Exhibition Opening "Vom Streben nach Glück - 200 Jahre Auswanderung aus Westfalen nach Amerika"
“Life is better here than in Germany”, wrote Peter Horn in 1830 who had emigrated from Germany to Pennsylvania in a letter to his parents. Prosperity, liberty, adventure - those were the hopes that motivated about 300.000 people from Westphalia in the 19. and 20. century to start a new life in the US. The exhibit “Vom Streben nach Glück - 200 Jahre Auswanderung aus Westfalen nach Amerika” opened on Sunday, April 11th, at the Brickworks Museum in Lage. It sheds light on the reasons to emigrate, follows the migrants on their way across the ocean and tells their life’s stories. More than 100 artifacts tell about the emigrants daily life. Postcards and photographs are put on display as well as personal items and symbols of their economic success.
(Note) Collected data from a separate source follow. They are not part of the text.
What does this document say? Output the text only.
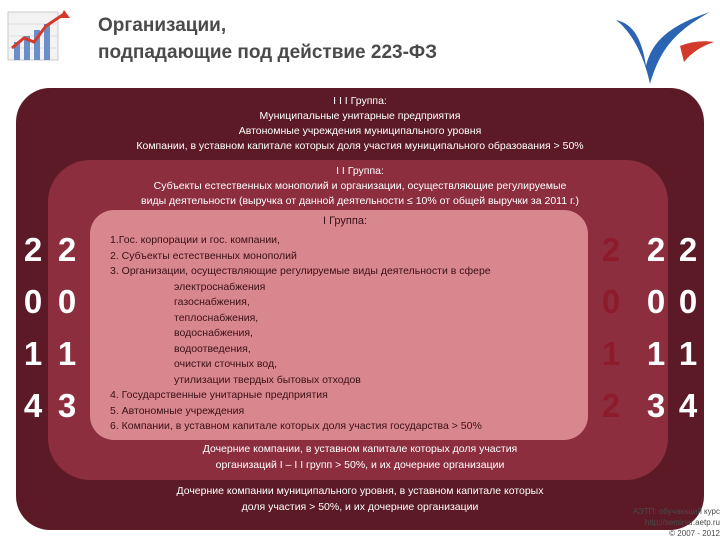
Организации,
подпадающие под действие 223-ФЗ
I I I Группа:
Муниципальные унитарные предприятия
Автономные учреждения муниципального уровня
Компании, в уставном капитале которых доля участия муниципального образования > 50%
I I Группа:
Субъекты естественных монополий и организации, осуществляющие регулируемые
виды деятельности (выручка от данной деятельности ≤ 10% от общей выручки за 2011 г.)
I Группа:
1.Гос. корпорации и гос. компании,
2. Субъекты естественных монополий
3. Организации, осуществляющие регулируемые виды деятельности в сфере
электроснабжения
газоснабжения,
теплоснабжения,
водоснабжения,
водоотведения,
очистки сточных вод,
утилизации твердых бытовых отходов
4. Государственные унитарные предприятия
5. Автономные учреждения
6. Компании, в уставном капитале которых доля участия государства > 50%
Дочерние компании, в уставном капитале которых доля участия
организаций I – I I групп > 50%, и их дочерние организации
Дочерние компании муниципального уровня, в уставном капитале которых
доля участия > 50%, и их дочерние организации
2
0
1
4
2
0
1
3
2
0
1
2
2
0
1
3
2
0
1
4
АЭТП: обучающий курс
http://seminar.aetp.ru
© 2007 - 2012
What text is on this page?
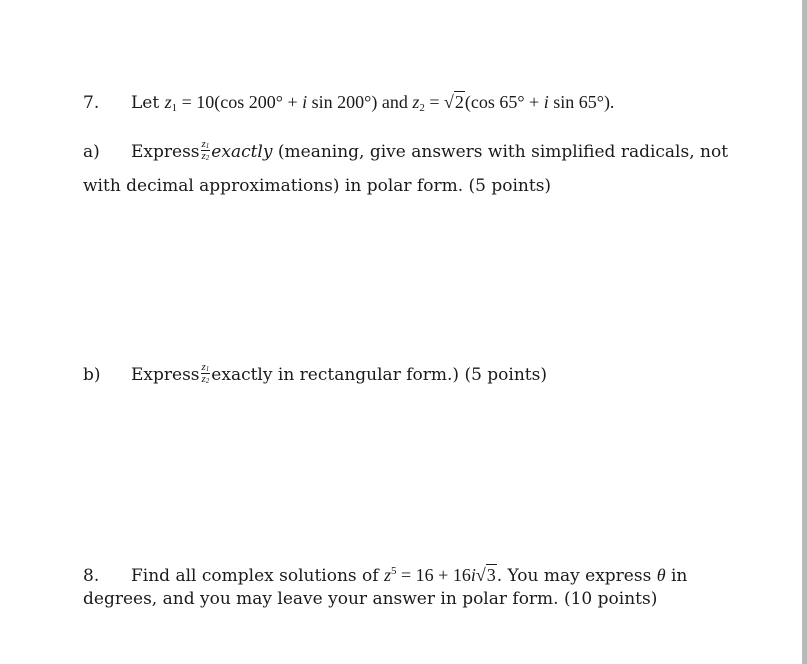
7. Let $z_1 = 10(\cos$ 200° + i sin 200°) and $z_2 = √2(\cos$ 65° + i sin 65°).
a) Express $\frac{z_1}{z_2}$ exactly (meaning, give answers with simplified radicals, not
with decimal approximations) in polar form. (5 points)
b) Express $\frac{z_1}{z_2}$ exactly in rectangular form.) (5 points)
8. Find all complex solutions of $z^5 = 16 + 16i√3$. You may express θ in
degrees, and you may leave your answer in polar form. (10 points)
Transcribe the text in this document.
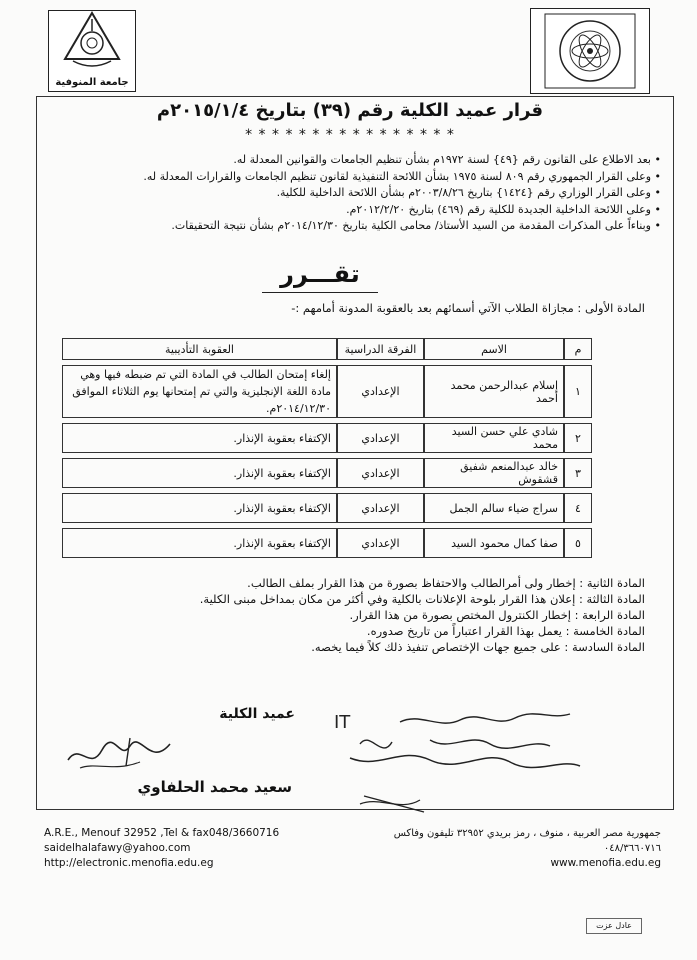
جامعة المنوفية
قرار عميد الكلية رقم (٣٩) بتاريخ ٢٠١٥/١/٤م
* * * * * * * * * * * * * * * *
• بعد الاطلاع على القانون رقم {٤٩} لسنة ١٩٧٢م بشأن تنظيم الجامعات والقوانين المعدلة له.
• وعلى القرار الجمهوري رقم ٨٠٩ لسنة ١٩٧٥ بشأن اللائحة التنفيذية لقانون تنظيم الجامعات والقرارات المعدلة له.
• وعلى القرار الوزاري رقم {١٤٢٤} بتاريخ ٢٠٠٣/٨/٢٦م بشأن اللائحة الداخلية للكلية.
• وعلى اللائحة الداخلية الجديدة للكلية رقم (٤٦٩) بتاريخ ٢٠١٢/٢/٢٠م.
• وبناءاً على المذكرات المقدمة من السيد الأستاذ/ محامى الكلية بتاريخ ٢٠١٤/١٢/٣٠م بشأن نتيجة التحقيقات.
تقـــرر
المادة الأولى : مجازاة الطلاب الآتي أسمائهم بعد بالعقوبة المدونة أمامهم :-
م	الاسم	الفرقة الدراسية	العقوبة التأديبية
١	إسلام عبدالرحمن محمد أحمد	الإعدادي	إلغاء إمتحان الطالب في المادة التي تم ضبطه فيها وهي مادة اللغة الإنجليزية والتي تم إمتحانها يوم الثلاثاء الموافق ٢٠١٤/١٢/٣٠م.
٢	شادي علي حسن السيد محمد	الإعدادي	الإكتفاء بعقوبة الإنذار.
٣	خالد عبدالمنعم شفيق قشقوش	الإعدادي	الإكتفاء بعقوبة الإنذار.
٤	سراج ضياء سالم الجمل	الإعدادي	الإكتفاء بعقوبة الإنذار.
٥	صفا كمال محمود السيد	الإعدادي	الإكتفاء بعقوبة الإنذار.
المادة الثانية : إخطار ولى أمرالطالب والاحتفاظ بصورة من هذا القرار بملف الطالب.
المادة الثالثة : إعلان هذا القرار بلوحة الإعلانات بالكلية وفي أكثر من مكان بمداخل مبنى الكلية.
المادة الرابعة : إخطار الكنترول المختص بصورة من هذا القرار.
المادة الخامسة : يعمل بهذا القرار اعتباراً من تاريخ صدوره.
المادة السادسة : على جميع جهات الإختصاص تنفيذ ذلك كلاً فيما يخصه.
عميد الكلية
سعيد محمد الحلفاوي
IT
A.R.E., Menouf 32952 ,Tel & fax048/3660716
saidelhalafawy@yahoo.com
http://electronic.menofia.edu.eg
جمهورية مصر العربية ، منوف ، رمز بريدي ٣٢٩٥٢ تليفون وفاكس ٠٤٨/٣٦٦٠٧١٦
www.menofia.edu.eg
عادل عزت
The exhibit was curated by the Center for German American Educational History together with the Brickworks Museum in Lage and will tour through four more museums in the next years. Special focus was put on the state of Indiana. In the 19th century, German Americans made up about 30% of the state's population. They left their mark on the cities cultural but also economic make up. Choirs and turner clubs were founded, German carneval celebrated and beer gardens opened.
During Word War I, the German American community suffered a heavy blow, but until today numerous companies and cultural institution that go back to German American founders can be found in the US.